Desde outubro, os problemas se intensificaram. No dia 15 de maio passado, um grupo de bandidos fez disparos para o ar para assustar os voluntários que trabalham com ela, junto com um dezena de haitianos. Depois os chantageiam, obrigando-os a pagar uma quantia em dinheiro. Irmã Marcella dá o dinheiro apenas uma vez, e pede para conversar com o chefe da gangue que domina a área: o mesmo que, há sete anos, lhe deu permissão para começar o trabalho missionário ali. “Não fiz isso porque pediram muito dinheiro, mas porque não quero que fiquemos submetidos ao poder deles”.

O chefe vive numa casa luxuosa, distante da favela de Waf Jeremy. Irmã Marcella entra na casa dele e desafia o seu coração: “Eu lhe pedi que observasse o que está acontecendo em torno da nossa presença lá. Como podia não reparar no bem que existe por lá? Bastava observar bem o que está acontecendo”. Ele toma consciência, cede, e lhe diz: “Você está construindo a paz como ninguém jamais fez em Waf. Eu quero essa paz para mim e para o meu povo”. “Naquele instante, ele se reconheceu como um homem”, diz Irmã Marcella. Quanto tempo levou para convencê-lo? “Dez minutos”. Antes, duas horas de gentilezas, como é de praxe aqui; depois, enfim chegaram aos “finalmente” e em “dez minutos” ele se rendeu.
“Aquele homem não é diferente de mim!”, diz Irmã Marcella. E repete duas linhas da carta do padre Julián Carrón no jornal Repubblica: “Lembrança da nossa fraqueza por não termos sido para eles suficientemente testemunhas; e isso torna-nos mais conscientes da necessidade que temos, nós também, da misericórdia de Cristo”. “Leio-a todos os dias, diz ela. Porque é a partir dessa necessidade que retomo o meu desejo de enfrentar tudo, inclusive o chefe mais impiedoso”.
Mas a senhora não tem medo? “Nós, aqui, sempre temos medo, cem vezes ao dia. A grandíssima maioria da população anda armada. É por isso que a gente confia tudo a um Outro. Eu não procuro o martírio, e muitas vezes desejo ir embora daqui”.

O perigo é, mesmo, muito grande, as dificuldades são incalculáveis e a pergunta é uma só: por que permanece? “Por amor a Cristo e à Igreja, porque não existe realidade no mundo que impeça o coração do homem de amar a Cristo. Quando o meu arcebispo me mandou para cá, me disse: Leve Cristo e a Igreja. Ir embora significaria dizer que Cristo não vence: ficar é dizer que Cristo vence, significa dizer que não existe um lugar onde a gente não pode amar a Presença dEle”.
Isso não impede que deem a si mesmos um prazo de seis meses para decidir o que fazer.
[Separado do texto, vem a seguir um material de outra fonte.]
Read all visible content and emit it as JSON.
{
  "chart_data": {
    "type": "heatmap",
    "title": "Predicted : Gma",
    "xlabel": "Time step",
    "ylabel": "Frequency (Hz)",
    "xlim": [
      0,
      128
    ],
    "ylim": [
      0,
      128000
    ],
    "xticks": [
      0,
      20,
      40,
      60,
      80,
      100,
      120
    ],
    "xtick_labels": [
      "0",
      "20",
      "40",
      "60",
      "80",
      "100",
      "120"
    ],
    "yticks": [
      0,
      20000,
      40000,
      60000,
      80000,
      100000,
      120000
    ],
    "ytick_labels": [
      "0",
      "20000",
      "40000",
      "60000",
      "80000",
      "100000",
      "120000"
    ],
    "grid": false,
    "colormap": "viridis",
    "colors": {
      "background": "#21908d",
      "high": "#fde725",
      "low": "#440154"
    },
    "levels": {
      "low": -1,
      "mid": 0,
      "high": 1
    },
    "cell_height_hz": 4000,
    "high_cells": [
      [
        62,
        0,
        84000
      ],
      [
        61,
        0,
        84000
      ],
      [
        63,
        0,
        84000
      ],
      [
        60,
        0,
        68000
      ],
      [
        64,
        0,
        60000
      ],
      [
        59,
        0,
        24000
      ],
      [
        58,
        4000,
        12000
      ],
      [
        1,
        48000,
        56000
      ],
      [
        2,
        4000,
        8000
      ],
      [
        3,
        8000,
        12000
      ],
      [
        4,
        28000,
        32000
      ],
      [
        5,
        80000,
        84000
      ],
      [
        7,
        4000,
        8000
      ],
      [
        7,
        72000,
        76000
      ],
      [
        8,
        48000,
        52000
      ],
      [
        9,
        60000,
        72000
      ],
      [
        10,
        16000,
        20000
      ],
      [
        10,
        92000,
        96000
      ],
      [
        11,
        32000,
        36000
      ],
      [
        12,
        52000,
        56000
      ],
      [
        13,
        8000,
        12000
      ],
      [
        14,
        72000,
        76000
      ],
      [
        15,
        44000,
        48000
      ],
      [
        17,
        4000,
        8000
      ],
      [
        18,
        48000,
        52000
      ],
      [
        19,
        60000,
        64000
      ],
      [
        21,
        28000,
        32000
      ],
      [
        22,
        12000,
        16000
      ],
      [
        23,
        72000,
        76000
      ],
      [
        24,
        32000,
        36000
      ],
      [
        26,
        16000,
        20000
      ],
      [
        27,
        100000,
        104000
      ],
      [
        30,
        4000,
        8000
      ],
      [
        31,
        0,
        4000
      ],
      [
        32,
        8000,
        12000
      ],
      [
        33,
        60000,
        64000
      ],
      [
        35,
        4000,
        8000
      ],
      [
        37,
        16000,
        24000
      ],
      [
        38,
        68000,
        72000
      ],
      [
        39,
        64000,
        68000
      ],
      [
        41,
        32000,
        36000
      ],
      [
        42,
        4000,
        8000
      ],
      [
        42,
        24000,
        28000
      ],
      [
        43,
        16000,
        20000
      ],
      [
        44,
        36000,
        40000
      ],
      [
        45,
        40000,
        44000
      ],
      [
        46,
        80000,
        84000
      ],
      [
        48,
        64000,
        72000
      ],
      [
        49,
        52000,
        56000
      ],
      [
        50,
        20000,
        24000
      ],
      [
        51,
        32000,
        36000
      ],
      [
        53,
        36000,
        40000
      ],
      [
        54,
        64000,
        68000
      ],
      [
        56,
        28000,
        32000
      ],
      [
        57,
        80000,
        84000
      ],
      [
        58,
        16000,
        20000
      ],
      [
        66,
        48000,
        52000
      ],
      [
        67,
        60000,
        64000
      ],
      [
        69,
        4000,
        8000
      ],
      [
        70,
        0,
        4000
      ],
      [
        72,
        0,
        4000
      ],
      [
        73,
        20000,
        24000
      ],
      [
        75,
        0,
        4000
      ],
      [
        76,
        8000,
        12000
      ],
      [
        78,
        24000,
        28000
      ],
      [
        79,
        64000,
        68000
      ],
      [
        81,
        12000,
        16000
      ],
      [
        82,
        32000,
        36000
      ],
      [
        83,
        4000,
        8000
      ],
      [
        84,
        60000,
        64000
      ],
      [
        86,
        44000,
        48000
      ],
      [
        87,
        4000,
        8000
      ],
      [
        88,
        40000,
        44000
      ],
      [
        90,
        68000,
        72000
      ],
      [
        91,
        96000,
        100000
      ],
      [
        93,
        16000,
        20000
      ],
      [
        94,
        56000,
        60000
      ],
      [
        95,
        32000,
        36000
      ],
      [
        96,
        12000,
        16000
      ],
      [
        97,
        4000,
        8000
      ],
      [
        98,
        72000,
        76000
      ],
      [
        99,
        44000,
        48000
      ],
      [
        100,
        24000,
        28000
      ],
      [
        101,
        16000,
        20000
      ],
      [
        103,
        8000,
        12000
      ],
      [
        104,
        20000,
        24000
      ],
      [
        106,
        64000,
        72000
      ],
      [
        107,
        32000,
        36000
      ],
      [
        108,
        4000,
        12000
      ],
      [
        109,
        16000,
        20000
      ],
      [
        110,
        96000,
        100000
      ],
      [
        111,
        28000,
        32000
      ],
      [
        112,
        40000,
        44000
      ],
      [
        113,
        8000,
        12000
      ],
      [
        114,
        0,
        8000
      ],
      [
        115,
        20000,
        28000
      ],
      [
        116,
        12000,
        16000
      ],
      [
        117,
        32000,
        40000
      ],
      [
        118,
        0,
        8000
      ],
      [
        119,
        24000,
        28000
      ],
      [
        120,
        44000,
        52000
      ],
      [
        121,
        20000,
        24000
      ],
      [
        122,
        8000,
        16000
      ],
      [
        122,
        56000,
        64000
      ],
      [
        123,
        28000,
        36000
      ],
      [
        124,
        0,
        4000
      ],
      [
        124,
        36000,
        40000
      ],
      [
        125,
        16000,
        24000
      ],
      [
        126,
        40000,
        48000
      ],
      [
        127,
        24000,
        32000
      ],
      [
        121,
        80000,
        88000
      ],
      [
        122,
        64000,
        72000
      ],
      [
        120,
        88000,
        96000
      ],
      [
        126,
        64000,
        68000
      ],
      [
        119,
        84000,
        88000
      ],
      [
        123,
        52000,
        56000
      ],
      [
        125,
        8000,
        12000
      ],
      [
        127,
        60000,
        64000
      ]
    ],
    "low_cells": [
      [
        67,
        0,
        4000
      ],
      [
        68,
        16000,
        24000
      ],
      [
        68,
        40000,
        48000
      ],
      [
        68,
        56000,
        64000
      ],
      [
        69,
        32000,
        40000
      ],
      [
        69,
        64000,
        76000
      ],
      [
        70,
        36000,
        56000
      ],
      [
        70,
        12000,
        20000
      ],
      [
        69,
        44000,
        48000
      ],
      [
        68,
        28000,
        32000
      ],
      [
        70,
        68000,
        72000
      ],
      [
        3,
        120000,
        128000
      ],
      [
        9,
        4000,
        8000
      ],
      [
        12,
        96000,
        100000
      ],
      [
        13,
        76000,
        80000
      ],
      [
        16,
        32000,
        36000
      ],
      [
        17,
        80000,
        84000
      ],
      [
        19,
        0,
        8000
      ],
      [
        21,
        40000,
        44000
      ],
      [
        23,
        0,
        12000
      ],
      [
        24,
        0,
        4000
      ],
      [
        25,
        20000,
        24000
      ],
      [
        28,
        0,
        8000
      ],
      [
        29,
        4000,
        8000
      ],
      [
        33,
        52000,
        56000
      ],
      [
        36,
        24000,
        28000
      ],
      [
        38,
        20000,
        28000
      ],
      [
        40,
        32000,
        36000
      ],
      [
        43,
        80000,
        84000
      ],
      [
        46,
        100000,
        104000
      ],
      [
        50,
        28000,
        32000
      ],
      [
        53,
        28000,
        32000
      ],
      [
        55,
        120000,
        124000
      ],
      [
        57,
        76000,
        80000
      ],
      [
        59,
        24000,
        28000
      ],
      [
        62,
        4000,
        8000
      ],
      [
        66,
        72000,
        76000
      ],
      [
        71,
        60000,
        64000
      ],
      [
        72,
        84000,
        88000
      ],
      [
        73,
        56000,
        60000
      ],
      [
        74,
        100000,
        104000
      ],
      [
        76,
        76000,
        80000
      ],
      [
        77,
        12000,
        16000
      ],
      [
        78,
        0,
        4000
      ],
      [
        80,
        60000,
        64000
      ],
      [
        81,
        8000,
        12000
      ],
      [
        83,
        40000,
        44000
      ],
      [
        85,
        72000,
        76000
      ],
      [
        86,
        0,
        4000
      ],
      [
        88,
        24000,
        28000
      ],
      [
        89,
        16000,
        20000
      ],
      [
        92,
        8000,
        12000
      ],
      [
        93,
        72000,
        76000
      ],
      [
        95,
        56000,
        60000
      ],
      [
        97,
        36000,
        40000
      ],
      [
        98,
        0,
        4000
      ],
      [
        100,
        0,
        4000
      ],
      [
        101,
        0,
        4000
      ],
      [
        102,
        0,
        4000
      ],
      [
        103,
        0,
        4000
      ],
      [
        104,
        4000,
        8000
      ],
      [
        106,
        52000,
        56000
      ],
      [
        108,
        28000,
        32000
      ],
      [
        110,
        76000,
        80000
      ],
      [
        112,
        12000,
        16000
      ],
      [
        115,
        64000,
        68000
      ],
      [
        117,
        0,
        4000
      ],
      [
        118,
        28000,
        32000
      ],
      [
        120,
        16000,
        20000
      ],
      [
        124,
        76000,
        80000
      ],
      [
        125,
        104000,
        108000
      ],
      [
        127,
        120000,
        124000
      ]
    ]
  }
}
Nos últimos dias, a clínica foi fechada pelos bandidos com cadeados; “se a situação se agrava, a gente precisa saber avaliá-la”, conclui Irmã Marcella, que tem em mente o projeto de uma nova creche, o Rainha da Paz, para separar as crianças menores das maiores. Os espaços começam a ficar pequenos para acolher gente entre 4 e 17 anos, todos juntos. A ONU está preparando o terreno gratuitamente, mas falta todo o resto.
No entanto, o essencial existe, mais do que qualquer outro alicerce: “Podem fazer o que quiserem com a gente. Mas ainda que sejamos obrigados a ficar fechados em casa, nada nos impede de amar a Cristo”.